Nel 1988, furono Craxi e De Mita ad imporre ad una maggioranza recalcitrante la riforma (epocale!) dei regolamenti parlamentari. Da allora, infatti, il voto palese da eccezione è divenuto regola, mentre il voto segreto è obbligatorio solo sulle votazioni riguardanti persone e le elezioni, mentre è facoltativo – salvo alcune differenze tra le due camere (tra cui quella rilevante della legge elettorale) – su quelle materie che si è voluto lasciare alla libertà di coscienza del parlamentare: i diritti civili; i diritti politici; le tutele giurisdizionali; la famiglia; le minoranze linguistiche. Da allora tale bilanciamento ha sostanzialmente tenuto, anche se – come detto – non sono mancati momenti di forte contrasto circa l’applicazione che i Presidenti delle camere hanno dato a tale disciplina in alcuni casi specifici, politicamente rilevanti (uno fra tutti, il voto palese anziché segreto sulla decadenza dal mandato parlamentare di Berlusconi).

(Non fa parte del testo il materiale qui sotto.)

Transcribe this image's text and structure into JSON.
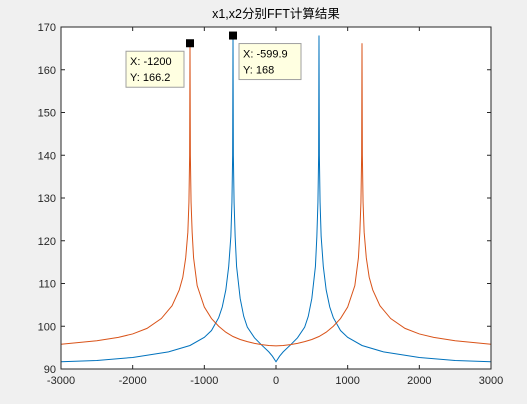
{
  "chart_data": {
    "type": "line",
    "title": "x1,x2分别FFT计算结果",
    "xlabel": "",
    "ylabel": "",
    "xlim": [
      -3000,
      3000
    ],
    "ylim": [
      90,
      170
    ],
    "xticks": [
      -3000,
      -2000,
      -1000,
      0,
      1000,
      2000,
      3000
    ],
    "yticks": [
      90,
      100,
      110,
      120,
      130,
      140,
      150,
      160,
      170
    ],
    "grid": false,
    "legend": "none",
    "series": [
      {
        "color": "#0072bd",
        "x": [
          -3000,
          -2500,
          -2000,
          -1500,
          -1200,
          -1000,
          -900,
          -800,
          -750,
          -700,
          -660,
          -630,
          -615,
          -605,
          -599.9,
          -595,
          -585,
          -570,
          -550,
          -500,
          -450,
          -400,
          -300,
          -200,
          -100,
          -50,
          0,
          50,
          100,
          200,
          300,
          400,
          450,
          500,
          550,
          570,
          585,
          595,
          599.9,
          605,
          615,
          630,
          660,
          700,
          750,
          800,
          900,
          1000,
          1200,
          1500,
          2000,
          2500,
          3000
        ],
        "y": [
          91.7,
          92.0,
          92.7,
          94.0,
          95.5,
          97.4,
          99.0,
          102.0,
          104.5,
          108.5,
          114.0,
          121.0,
          129.0,
          140.0,
          168,
          140.0,
          129.0,
          121.0,
          114.0,
          106.5,
          102.3,
          99.8,
          97.3,
          95.6,
          94.0,
          93.0,
          91.7,
          93.0,
          94.0,
          95.6,
          97.3,
          99.8,
          102.3,
          106.5,
          114.0,
          121.0,
          129.0,
          140.0,
          168,
          140.0,
          129.0,
          121.0,
          114.0,
          108.5,
          104.5,
          102.0,
          99.0,
          97.4,
          95.5,
          94.0,
          92.7,
          92.0,
          91.7
        ]
      },
      {
        "color": "#d95319",
        "x": [
          -3000,
          -2500,
          -2200,
          -2000,
          -1800,
          -1600,
          -1450,
          -1350,
          -1300,
          -1260,
          -1230,
          -1215,
          -1205,
          -1200,
          -1195,
          -1185,
          -1170,
          -1150,
          -1100,
          -1000,
          -900,
          -800,
          -700,
          -600,
          -500,
          -400,
          -300,
          -200,
          -100,
          0,
          100,
          200,
          300,
          400,
          500,
          600,
          700,
          800,
          900,
          1000,
          1100,
          1150,
          1170,
          1185,
          1195,
          1200,
          1205,
          1215,
          1230,
          1260,
          1300,
          1350,
          1450,
          1600,
          1800,
          2000,
          2200,
          2500,
          3000
        ],
        "y": [
          95.8,
          96.6,
          97.4,
          98.2,
          99.5,
          101.8,
          104.8,
          108.5,
          111.5,
          116.0,
          122.0,
          129.0,
          140.0,
          166.2,
          140.0,
          129.0,
          122.0,
          116.0,
          109.5,
          104.5,
          101.8,
          100.0,
          98.6,
          97.6,
          96.9,
          96.4,
          96.0,
          95.7,
          95.5,
          95.4,
          95.5,
          95.7,
          96.0,
          96.4,
          96.9,
          97.6,
          98.6,
          100.0,
          101.8,
          104.5,
          109.5,
          116.0,
          122.0,
          129.0,
          140.0,
          166.2,
          140.0,
          129.0,
          122.0,
          116.0,
          111.5,
          108.5,
          104.8,
          101.8,
          99.5,
          98.2,
          97.4,
          96.6,
          95.8
        ]
      }
    ],
    "datatips": [
      {
        "x": -1200,
        "y": 166.2,
        "xtext": "X: -1200",
        "ytext": "Y: 166.2",
        "placement": "below-left"
      },
      {
        "x": -599.9,
        "y": 168,
        "xtext": "X: -599.9",
        "ytext": "Y: 168",
        "placement": "below-right"
      }
    ]
  }
}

Le polemiche di questi giorni sul ricorso al voto segreto non sono dunque nuove, epperò, per tutto quanto finora detto, dovrebbero farsi carico del fatto che qualunque intervento volto a restringere ulteriormente i casi di richiesta del voto segreto, se non addirittura ad abolirlo totalmente (salvo in caso di elezioni), dovrebbe tenere conto del contesto in cui simili proposte si andrebbero ad inserire e dei loro probabili effetti, in conseguenza proprio della rilevanza non solo procedurale ma politico-costituzionale del tema. Detto più chiaramente: un intervento riformatore in tal senso dovrebbe preliminarmente porsi il problema di come garantire la democrazia all’interno dei partiti e dei corrispondenti gruppi parlamentari affinché le posizioni politiche assunte, al cui rispetto i parlamentari per disciplina interna sono tenuti, siano frutto di una discussione interna collegiale, in cui cioè i singoli parlamentari siano stati effettivamente in grado di esprimere i propri orientamenti e presentare le proprie proposte, anziché essere frutto di diktat imposti dall’alto dagli attuali partiti personali e leaderistici.

Da questo punto di vista quindi la questione del voto segreto è un filo tirando il quale ne vengono fuori altre, ancora più complesse e rilevanti: il rapporto tra elettori-partito-eletto, la modalità di selezione delle candidature (ogni riferimento alle liste bloccate è puramente voluto), la democraticità delle procedure decisionali interne. Il tutto senza dimenticare che dalla prossima legislatura la riduzione del numero dei parlamentari potrebbe rendere ancor più rigido e vincolante il controllo del partito sui suoi deputati e senatori. Restringere o abrogare il voto segreto senza contestualmente tenere conto degli effetti che si produrrebbero sull’esercizio della rappresentanza politica del singolo parlamentare potrebbe essere allora soluzione peggiore del male che si intende così curare.